At the time of initial appointment, the appointee will be a resident, post-doctoral fellow, or junior faculty member in the Faculty of Medicine & Dentistry or a physician working in the area of vascular surgery in the community. Each appointment will be for one year and is not renewable. However, a recipient may receive the Fellowship again provided she/he is selected in accordance with the process as set out herein. The stipend provided to the holder of the Fellowship will terminate upon completion of the term. At the completion of the Fellowship, the Fellow will write a brief report addressed to the chair of the Selection Committee who will share this report with Mr. Blair.

Reporting: The Division of Vascular Surgery agrees to provide a formal annual report to Mr. Blair or others as instructed, regarding all activities of the holder of the Fellowship.

The name of the Fellowship will be mentioned in any scientific or public activity in the medical community in which the holder of the Fellowship is engaged as part of the program.


1. 2001-2002 Planning Guidelines

See Annex 4. Dr. Moran will provide an oral report at the meeting.

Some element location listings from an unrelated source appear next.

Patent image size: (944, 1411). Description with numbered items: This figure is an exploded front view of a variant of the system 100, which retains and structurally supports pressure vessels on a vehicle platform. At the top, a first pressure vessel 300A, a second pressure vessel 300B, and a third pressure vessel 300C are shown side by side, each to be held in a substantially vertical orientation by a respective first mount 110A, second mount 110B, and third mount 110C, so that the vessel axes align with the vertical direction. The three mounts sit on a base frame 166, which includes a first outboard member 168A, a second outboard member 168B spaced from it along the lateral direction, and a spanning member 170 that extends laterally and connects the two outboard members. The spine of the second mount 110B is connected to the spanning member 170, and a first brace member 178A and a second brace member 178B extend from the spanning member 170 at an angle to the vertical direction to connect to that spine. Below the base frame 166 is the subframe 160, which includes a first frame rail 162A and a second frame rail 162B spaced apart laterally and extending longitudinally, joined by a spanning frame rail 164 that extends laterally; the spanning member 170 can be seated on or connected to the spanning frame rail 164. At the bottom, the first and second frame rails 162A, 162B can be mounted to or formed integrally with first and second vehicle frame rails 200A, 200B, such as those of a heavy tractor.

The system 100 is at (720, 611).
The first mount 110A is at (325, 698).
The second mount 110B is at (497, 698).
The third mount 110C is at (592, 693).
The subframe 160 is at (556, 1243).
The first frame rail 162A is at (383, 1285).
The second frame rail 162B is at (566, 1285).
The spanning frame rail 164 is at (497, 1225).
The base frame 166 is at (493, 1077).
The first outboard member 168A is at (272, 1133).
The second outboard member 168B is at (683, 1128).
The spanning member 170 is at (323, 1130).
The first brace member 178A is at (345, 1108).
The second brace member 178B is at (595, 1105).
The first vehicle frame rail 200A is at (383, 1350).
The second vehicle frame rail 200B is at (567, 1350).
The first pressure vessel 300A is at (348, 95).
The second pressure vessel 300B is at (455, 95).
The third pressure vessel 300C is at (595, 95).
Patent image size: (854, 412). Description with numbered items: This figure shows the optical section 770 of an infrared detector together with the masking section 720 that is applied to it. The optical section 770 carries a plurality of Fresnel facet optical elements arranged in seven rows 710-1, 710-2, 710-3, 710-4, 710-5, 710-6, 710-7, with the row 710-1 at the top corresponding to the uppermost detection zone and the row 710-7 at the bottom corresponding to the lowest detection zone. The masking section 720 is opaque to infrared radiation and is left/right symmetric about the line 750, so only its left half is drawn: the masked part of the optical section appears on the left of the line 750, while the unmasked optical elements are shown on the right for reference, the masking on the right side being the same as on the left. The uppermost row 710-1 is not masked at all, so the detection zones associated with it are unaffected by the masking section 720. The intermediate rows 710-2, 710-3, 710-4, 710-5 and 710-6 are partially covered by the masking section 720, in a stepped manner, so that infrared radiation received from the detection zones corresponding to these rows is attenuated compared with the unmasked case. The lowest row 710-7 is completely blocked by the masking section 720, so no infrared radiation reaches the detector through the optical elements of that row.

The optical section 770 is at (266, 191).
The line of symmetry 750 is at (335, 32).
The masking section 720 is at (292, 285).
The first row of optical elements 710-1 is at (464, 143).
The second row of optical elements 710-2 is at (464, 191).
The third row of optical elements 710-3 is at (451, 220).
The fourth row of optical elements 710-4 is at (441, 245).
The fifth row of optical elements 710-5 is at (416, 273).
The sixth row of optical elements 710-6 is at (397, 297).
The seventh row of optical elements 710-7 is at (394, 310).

2. Quarterly Financial Report: Operating and Ancillary Budgets

See Annex 5.

3. Report on Scholarships

See Annex 6.

4. Report on Environmental Incidents and/or Safety Incidents

Critical Injury Accident

On Monday September 18, 2000 at approximately 6:15 p.m., an employee was carrying some coins to her cash register in the UCC. She rounded the corner of the cash counter when she slipped on a recently mopped floor. When she fell, she hit her arm on the counter and stool. The wet area of the floor had been posted with a "slippery when wet" sign. As a result of the fall, she suffered a fractured left humerus and fractured left femur.